Around our genomes is a layer of chemical markers that influence the cells called epigenomes. Think of the epigenomes as a coach who gets to decide who is playing the field and who is a benchwarmer. However, the coach is influenced by the ecosystem. What we eat, where we live, how much pollution we absorb, if we sit all day or don’t smoke or even our trauma or intergenerational trauma can influence the ecosystem which turns on and off our DNA codes via the epigenome; the coach.

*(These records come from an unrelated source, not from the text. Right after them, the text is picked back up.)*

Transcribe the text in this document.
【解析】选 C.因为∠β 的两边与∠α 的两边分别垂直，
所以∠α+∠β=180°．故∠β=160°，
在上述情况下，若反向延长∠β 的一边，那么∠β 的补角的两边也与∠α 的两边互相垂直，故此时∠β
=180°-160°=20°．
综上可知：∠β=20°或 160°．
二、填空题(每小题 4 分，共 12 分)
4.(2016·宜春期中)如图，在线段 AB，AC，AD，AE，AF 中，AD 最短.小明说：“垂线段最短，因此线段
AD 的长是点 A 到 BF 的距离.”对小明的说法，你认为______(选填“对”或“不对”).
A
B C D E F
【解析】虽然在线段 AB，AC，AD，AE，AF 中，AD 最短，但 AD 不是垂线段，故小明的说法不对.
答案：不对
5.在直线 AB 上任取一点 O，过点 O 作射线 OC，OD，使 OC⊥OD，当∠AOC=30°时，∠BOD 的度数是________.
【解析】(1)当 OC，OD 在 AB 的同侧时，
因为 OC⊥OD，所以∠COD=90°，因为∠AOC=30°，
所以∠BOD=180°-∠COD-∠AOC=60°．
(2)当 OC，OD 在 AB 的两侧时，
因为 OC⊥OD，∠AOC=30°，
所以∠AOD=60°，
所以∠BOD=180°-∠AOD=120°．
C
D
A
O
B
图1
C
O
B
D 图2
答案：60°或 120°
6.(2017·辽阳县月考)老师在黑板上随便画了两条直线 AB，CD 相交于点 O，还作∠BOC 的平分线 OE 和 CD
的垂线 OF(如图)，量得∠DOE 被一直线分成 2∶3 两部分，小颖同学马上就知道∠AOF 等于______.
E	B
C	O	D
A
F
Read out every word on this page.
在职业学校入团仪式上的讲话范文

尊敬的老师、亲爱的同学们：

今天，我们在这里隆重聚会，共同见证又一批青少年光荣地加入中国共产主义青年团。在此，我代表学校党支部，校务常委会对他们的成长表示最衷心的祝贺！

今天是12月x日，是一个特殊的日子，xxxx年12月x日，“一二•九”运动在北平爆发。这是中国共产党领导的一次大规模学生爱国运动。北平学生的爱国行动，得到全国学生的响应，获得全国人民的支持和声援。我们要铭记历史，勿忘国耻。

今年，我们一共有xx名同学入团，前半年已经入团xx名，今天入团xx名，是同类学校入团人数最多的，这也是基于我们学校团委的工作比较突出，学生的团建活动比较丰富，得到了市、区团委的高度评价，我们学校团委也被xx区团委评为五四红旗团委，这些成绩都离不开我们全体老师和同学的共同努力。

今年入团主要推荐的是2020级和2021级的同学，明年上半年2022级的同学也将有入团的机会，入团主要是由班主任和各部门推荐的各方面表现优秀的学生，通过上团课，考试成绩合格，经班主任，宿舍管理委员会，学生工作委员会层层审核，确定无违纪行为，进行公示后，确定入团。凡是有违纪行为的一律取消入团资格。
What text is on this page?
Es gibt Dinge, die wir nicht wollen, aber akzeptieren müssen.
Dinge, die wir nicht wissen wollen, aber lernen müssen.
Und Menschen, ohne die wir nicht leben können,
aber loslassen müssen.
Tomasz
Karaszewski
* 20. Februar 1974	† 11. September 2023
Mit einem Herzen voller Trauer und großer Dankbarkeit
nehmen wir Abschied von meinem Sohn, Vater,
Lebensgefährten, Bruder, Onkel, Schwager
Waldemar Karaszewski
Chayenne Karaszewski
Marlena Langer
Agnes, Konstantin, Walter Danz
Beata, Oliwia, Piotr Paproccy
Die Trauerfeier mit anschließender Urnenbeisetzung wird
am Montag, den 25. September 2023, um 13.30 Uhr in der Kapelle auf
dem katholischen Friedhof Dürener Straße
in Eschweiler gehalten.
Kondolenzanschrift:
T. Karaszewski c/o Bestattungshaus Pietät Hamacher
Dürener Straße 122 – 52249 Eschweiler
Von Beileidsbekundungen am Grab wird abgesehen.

The epigenome decides what actually gets represented in our bodies and who we present as to the world. Or perhaps even more meta who you present yourself to yourself as. Who I am to myself has been worked over and warped by decades of abuse and trauma. And is now sun-bathing in the mediterranean lapping up the nurturing effects of sunny relationships, good food, child-like play, and re-parenting self-love. Thus, now in the shallows of clear blue waters, pieces of myself return to my shores and I must inspect them with the fervor of a scientist looking at a new specimen. How do I remember you? How do I re-member me?
Still, the little piece of sea-glass booying in my palm is still here asking me to look deeply at her, me, it. I am now beginning to understand that through all the places I have been, the trauma I have endured, that little pieces of good, true, and honest parts of me were left behind in the process. It is time to return those parts of me to myself.